Ahmad al Rahal, 28 ans, est arrivé il y a douze jours, les os brisés en treize endroits.

«Nous manifestions contre Bachar (al-Assad) à Kfar Nabl (au sud d'Idleb) quand une jeep de l'armée a foncé sur nous. Elle m'a écrasé contre un mur (...). Puis le soldat en est sorti. Il a levé son arme pour me tuer mais la foule l'en a empêché».

Sur le plan diplomatique, la Syrie devrait dominer les débats, qui s'annoncent conflictuels, à la réunion prévue lundi à New York entre les ministres des Affaires étrangères américain, européens et russe consacrée au Printemps arabe, selon des diplomates.

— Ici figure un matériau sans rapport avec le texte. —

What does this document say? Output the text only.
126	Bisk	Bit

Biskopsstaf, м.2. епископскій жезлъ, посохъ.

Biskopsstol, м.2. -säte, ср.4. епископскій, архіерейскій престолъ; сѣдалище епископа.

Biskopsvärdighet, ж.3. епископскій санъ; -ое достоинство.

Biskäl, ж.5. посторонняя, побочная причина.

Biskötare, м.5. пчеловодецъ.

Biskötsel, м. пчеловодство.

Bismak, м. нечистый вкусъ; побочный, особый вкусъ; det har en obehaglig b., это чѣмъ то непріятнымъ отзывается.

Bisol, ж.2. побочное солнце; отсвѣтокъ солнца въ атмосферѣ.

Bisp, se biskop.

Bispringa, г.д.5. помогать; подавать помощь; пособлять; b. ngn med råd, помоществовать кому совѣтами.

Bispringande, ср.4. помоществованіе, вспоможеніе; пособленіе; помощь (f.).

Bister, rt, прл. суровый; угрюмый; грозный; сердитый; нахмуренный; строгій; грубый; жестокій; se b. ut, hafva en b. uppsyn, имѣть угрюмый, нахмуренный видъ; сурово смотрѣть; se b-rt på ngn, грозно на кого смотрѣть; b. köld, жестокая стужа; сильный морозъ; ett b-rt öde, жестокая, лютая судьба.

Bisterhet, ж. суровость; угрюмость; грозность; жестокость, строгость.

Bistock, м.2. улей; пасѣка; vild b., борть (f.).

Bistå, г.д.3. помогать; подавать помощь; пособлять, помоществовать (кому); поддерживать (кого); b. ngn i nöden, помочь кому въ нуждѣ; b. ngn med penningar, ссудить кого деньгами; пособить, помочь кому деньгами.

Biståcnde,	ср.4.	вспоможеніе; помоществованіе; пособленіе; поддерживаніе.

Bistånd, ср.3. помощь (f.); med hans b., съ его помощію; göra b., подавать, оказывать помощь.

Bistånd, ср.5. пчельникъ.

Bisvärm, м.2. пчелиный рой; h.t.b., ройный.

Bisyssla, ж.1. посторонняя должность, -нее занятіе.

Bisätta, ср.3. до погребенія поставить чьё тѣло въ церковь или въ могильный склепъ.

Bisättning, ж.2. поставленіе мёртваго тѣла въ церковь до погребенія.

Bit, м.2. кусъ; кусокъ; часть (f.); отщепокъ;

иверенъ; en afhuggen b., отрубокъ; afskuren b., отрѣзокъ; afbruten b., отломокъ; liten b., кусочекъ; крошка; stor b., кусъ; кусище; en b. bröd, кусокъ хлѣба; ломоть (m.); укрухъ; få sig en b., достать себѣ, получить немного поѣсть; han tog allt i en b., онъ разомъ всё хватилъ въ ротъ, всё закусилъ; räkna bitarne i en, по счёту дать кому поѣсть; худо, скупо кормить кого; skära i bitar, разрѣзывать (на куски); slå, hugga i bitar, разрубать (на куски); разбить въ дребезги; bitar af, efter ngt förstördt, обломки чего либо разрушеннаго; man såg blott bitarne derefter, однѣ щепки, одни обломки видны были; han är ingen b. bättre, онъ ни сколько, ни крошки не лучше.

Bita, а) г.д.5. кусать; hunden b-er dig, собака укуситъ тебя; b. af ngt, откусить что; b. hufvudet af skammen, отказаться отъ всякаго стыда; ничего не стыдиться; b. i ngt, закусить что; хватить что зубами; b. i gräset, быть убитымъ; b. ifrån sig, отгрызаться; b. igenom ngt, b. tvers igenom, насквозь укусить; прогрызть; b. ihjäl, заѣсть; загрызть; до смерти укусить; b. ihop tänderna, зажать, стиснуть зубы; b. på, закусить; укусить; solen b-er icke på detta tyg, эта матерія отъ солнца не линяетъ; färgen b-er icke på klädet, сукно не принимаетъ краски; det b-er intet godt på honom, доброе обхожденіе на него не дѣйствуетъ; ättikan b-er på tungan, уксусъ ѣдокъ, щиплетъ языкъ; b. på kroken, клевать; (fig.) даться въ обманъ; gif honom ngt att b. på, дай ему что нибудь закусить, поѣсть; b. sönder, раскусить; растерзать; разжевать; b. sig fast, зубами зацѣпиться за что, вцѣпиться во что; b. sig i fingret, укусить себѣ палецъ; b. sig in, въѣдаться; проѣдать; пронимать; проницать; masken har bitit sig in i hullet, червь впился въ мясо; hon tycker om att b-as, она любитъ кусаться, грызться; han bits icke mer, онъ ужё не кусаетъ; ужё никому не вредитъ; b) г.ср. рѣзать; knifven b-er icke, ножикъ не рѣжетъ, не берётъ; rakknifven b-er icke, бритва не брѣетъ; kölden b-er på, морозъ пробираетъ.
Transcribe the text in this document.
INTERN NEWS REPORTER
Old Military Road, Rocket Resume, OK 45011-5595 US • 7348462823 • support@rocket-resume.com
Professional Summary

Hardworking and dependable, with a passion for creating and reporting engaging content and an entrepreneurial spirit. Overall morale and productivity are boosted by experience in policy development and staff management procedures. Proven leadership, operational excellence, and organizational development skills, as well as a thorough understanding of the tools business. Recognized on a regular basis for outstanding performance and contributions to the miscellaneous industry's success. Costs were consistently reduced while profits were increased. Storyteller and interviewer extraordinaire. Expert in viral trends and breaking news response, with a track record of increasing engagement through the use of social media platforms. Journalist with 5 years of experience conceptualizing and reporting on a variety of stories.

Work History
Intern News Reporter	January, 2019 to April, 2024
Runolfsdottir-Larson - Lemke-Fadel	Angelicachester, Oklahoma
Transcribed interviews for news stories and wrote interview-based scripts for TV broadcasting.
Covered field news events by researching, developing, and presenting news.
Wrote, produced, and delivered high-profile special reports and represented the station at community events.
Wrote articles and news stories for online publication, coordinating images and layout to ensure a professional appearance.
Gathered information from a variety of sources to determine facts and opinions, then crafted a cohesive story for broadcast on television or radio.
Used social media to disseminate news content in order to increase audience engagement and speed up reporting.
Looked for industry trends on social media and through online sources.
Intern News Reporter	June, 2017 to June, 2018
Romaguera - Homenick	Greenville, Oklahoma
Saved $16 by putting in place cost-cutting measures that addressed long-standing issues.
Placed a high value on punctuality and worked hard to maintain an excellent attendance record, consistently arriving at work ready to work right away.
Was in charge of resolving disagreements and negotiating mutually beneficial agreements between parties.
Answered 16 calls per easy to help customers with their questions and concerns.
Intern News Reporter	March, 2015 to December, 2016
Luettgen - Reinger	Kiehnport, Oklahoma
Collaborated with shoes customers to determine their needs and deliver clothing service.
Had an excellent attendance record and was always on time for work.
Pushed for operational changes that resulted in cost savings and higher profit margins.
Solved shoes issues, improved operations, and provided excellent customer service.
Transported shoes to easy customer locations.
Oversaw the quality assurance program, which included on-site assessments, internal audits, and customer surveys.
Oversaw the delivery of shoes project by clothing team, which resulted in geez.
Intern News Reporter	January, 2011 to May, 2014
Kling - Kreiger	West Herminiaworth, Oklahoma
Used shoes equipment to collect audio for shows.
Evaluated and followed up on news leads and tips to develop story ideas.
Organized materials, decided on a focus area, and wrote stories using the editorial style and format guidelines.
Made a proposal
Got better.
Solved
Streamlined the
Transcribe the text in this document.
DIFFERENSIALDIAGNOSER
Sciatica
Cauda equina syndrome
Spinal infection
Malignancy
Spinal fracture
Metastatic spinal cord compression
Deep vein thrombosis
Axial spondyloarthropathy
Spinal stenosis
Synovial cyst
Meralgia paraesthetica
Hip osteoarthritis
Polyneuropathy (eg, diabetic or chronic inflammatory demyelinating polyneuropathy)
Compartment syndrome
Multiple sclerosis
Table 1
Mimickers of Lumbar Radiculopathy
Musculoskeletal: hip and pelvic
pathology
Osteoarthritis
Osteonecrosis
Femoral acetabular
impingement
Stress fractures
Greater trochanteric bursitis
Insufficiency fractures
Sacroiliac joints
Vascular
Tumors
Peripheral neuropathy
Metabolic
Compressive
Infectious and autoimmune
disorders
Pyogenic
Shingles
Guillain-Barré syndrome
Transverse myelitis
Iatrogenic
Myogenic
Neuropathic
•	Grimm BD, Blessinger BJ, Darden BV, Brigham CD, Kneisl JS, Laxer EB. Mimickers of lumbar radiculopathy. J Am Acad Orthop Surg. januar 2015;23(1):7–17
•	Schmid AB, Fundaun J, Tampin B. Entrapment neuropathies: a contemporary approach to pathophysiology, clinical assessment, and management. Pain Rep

«Assad est déterminé à ne pas céder et le fossé se creuse entre la Russie et les Occidentaux», explique un diplomate de haut rang d'un pays membre du Conseil de sécurité. «La rencontre de Kofi Annan à Damas (avec M. Assad) n'a semble-t-il mené nulle part. On ne voit pas comment cette réunion (de lundi) peut déboucher sur autre chose que de nouvelles frictions».

A Ryad, le ministre allemand des Affaires étrangères Guido Westerwelle a évoqué la possibilité de s'inspirer de l'expérience du Yémen où le président Ali Abdallah Saleh, rejeté par la rue, a fini par accepter de partir au terme d'une crise de 11 mois, en vertu d'un accord de transition lui accordant l'immunité pour lui-même et ses proches.

La Chine, qui comme la Russie a bloqué deux résolutions condamnant la Syrie à l'ONU, a dépêché pour sa part un émissaire, Zhang Ming, qui a entamé en Arabie saoudite une tournée qui doit le conduire en Egypte puis en France, pour expliquer sa position.

M. Annan a quitté Damas pour Doha. Selon un diplomate turc, il doit aussi visiter prochainement les camps de réfugiés syriens à la frontière syro-turque.